Shan Xi Airlines was an airline based in Taiyuan in the People's Republic of China. It operated scheduled domestic passenger services. On 29 November 2007, it merged with China Xinhua Airlines and Chang An Airlines to form Grand China Air, a subsidiary of Hainan Airlines.

== History ==

The airline was established in 1988 and started operations on 6 July 2001. Hainan Airlines owned a 92.51% stake in Shanxi Airlines, acquired in a deal approved by state authorities as part of China's airline consolidation.

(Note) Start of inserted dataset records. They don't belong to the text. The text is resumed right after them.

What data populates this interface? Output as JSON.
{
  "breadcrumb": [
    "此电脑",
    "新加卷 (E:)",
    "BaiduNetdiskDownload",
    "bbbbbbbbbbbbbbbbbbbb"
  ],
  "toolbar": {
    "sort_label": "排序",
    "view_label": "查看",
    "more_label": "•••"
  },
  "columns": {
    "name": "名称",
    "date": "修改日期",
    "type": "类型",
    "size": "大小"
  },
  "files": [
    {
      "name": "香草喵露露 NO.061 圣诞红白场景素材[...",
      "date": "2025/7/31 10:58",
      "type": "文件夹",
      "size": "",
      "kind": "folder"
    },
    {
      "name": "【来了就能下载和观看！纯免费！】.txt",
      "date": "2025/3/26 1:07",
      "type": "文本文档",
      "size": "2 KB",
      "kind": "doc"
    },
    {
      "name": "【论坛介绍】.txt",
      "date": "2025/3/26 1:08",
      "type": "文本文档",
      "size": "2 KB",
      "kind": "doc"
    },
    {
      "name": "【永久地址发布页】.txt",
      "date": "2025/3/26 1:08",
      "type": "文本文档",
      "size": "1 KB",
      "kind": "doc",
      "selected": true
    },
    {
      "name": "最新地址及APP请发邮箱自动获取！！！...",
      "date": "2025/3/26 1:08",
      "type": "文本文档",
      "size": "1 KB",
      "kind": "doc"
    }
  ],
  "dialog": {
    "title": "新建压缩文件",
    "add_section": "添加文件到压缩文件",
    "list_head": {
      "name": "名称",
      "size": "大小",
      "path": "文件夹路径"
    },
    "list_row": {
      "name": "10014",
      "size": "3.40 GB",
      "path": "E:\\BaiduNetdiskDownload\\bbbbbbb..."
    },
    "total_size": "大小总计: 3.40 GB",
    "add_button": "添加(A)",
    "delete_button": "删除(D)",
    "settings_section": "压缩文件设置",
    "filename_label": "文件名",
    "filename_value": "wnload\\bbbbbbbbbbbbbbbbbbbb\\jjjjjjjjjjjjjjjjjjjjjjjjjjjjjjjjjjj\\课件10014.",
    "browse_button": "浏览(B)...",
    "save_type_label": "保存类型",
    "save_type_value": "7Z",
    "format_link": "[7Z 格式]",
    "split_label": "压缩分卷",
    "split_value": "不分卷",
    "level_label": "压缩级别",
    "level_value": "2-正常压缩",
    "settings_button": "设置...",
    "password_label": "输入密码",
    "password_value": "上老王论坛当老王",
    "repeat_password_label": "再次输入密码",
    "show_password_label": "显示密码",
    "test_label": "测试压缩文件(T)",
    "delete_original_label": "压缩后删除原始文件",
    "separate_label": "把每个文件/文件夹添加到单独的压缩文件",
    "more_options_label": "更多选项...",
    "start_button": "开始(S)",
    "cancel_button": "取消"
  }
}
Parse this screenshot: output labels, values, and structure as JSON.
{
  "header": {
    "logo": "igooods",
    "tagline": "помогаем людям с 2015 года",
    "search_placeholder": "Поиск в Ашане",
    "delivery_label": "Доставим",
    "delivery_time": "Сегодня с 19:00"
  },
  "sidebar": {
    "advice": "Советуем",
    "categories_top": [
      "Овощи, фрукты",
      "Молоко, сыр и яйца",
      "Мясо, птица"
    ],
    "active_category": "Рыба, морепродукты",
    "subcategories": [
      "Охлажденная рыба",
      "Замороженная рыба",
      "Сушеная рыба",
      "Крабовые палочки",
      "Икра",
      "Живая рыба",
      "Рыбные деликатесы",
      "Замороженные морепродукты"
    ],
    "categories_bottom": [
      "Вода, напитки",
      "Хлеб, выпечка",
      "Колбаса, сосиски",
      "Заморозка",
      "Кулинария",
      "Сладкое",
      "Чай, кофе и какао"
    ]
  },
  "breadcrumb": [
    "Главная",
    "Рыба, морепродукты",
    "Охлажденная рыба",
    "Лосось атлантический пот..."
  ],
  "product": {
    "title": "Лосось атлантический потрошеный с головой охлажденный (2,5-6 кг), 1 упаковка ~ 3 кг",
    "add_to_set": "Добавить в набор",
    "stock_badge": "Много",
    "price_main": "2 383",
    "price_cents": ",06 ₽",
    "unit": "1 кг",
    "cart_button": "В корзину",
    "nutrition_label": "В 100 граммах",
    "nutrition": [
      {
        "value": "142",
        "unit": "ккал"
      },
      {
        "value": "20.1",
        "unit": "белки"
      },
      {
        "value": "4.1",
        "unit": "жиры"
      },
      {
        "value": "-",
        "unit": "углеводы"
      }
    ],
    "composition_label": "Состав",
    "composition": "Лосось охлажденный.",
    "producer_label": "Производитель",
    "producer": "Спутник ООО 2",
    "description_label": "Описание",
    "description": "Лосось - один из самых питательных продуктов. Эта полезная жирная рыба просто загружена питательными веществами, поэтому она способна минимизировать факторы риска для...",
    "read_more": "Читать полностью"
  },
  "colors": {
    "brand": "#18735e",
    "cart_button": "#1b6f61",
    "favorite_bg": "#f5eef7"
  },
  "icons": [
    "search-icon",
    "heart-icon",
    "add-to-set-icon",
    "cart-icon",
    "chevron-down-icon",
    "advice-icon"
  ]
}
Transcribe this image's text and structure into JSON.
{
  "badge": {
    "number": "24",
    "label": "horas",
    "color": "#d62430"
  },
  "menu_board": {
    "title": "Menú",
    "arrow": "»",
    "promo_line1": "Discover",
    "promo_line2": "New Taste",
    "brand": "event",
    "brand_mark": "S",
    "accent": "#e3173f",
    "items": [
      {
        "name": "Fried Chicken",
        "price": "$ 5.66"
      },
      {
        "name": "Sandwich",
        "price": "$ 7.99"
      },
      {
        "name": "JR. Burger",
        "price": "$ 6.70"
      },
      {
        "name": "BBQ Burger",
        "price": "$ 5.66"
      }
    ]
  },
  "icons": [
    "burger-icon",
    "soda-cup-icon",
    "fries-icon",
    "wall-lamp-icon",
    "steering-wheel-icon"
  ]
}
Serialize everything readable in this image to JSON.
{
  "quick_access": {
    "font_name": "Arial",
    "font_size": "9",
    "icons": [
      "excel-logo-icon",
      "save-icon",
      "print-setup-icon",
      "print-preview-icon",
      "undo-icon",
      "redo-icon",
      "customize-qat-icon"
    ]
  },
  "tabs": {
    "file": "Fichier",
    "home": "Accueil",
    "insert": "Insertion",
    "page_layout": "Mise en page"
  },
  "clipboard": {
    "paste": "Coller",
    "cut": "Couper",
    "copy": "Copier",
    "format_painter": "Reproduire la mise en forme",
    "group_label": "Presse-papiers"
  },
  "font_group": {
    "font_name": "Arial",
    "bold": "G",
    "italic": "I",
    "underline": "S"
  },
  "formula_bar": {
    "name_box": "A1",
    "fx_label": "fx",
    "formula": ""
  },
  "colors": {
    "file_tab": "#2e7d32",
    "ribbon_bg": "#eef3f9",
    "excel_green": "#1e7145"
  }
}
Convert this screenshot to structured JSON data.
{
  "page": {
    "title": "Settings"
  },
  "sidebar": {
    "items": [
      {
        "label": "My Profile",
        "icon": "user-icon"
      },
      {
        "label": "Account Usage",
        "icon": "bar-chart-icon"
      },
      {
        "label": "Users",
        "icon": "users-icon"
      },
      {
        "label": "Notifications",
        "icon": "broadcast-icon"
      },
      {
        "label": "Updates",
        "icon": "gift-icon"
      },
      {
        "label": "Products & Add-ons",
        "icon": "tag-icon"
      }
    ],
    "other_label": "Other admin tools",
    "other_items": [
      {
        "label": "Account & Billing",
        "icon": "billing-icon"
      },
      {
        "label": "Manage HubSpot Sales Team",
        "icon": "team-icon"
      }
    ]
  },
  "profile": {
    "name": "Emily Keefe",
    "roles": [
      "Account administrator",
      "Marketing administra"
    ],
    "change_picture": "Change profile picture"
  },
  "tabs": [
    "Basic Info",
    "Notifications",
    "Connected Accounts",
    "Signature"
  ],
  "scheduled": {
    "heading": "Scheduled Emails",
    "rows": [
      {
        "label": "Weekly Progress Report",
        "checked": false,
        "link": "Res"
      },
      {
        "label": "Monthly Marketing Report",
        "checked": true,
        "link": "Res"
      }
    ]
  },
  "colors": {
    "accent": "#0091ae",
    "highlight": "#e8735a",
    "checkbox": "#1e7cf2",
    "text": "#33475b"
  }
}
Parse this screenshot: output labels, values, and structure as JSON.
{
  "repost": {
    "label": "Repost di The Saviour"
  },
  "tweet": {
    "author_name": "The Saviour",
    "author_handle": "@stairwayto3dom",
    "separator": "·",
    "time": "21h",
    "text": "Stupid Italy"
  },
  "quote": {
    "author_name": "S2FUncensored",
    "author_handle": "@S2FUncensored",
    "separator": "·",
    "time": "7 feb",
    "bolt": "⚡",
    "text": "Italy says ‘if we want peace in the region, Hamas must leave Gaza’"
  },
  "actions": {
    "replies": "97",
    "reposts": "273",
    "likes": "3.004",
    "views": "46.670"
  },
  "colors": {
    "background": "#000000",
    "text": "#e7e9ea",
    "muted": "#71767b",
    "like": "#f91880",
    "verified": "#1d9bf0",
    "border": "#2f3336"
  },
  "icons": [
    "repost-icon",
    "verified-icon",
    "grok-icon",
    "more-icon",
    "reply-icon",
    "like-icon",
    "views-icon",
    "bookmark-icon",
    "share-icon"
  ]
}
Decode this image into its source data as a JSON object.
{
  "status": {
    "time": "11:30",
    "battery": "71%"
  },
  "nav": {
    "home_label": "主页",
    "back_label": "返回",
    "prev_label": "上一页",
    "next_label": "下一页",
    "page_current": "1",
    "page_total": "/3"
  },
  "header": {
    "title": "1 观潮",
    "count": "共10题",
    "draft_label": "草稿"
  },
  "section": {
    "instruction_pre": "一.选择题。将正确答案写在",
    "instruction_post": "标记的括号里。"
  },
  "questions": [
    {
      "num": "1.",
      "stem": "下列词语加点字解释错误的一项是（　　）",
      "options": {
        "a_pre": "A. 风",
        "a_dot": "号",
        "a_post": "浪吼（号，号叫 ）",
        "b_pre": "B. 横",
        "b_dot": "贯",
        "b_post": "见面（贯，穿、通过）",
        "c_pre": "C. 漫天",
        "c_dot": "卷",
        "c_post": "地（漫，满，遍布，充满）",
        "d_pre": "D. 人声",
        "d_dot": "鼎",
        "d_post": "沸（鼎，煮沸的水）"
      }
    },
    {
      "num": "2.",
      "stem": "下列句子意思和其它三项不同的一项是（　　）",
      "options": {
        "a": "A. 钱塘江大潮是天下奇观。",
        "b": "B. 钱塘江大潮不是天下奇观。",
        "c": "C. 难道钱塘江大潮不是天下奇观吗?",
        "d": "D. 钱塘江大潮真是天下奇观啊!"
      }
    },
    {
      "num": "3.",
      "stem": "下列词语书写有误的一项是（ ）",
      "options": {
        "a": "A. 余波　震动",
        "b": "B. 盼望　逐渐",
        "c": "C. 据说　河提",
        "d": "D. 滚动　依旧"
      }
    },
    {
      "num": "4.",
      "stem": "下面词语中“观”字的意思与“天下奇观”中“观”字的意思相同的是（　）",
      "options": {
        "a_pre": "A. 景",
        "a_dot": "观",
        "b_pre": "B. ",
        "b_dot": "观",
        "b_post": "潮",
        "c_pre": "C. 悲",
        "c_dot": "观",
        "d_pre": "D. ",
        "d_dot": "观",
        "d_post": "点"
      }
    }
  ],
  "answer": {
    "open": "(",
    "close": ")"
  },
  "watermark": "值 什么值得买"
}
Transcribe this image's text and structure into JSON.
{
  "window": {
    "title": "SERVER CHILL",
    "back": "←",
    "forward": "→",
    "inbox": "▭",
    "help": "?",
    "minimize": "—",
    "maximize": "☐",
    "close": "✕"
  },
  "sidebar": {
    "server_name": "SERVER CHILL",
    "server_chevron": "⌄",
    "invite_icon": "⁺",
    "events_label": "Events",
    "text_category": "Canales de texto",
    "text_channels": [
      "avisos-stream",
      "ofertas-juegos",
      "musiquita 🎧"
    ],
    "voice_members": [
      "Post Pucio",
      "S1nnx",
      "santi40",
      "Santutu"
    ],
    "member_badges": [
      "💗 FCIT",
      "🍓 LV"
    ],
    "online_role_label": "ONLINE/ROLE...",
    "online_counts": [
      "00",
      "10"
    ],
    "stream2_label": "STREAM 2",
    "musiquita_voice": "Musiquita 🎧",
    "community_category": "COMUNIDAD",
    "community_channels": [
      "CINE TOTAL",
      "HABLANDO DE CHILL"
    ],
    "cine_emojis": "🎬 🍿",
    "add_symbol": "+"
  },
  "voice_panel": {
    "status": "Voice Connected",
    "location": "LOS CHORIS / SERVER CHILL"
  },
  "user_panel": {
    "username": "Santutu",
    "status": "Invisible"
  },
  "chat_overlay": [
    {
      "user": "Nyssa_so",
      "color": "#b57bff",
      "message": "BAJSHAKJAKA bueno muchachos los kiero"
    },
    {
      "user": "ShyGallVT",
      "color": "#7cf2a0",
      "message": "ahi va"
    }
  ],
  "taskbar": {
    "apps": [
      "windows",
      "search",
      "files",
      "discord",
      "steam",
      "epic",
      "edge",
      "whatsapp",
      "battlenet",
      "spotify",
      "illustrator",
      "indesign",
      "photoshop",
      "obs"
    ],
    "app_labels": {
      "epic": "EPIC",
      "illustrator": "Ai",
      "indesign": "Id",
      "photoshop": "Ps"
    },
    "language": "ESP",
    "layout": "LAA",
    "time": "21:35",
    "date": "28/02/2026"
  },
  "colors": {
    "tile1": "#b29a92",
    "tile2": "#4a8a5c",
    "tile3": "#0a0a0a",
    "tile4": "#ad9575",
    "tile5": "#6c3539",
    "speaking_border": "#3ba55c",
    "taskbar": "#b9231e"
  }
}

Hainan merged the airline into Hainan Airlines in 2009.

== Fleet ==

As of February 2006, the Shan Xi Airlines fleet consisted of the following aircraft:

Shanxi Airlines fleet
| Aircraft | In service | Orders | Notes |
|---|---|---|---|
| Boeing 737-700 | 3 | — | Taken over by Lucky Air. |
| Boeing 737-800 | 3 | — | Taken over by Hong Kong Airlines. |
| Dornier 328 Jet | 2 | — |  |
| Total | 8 | — |  |

== Accidents and incidents ==
- On 7 October 1988, Flight 4218, an Ilyushin Il-14 (registered B-2418) undergoing a sightseeing flight for workers at a local knitting factory crashed shortly after takeoff from Linfen Yaodu Airport. 44 of the 48 passengers and crew, as well as 2 pedestrians, were killed.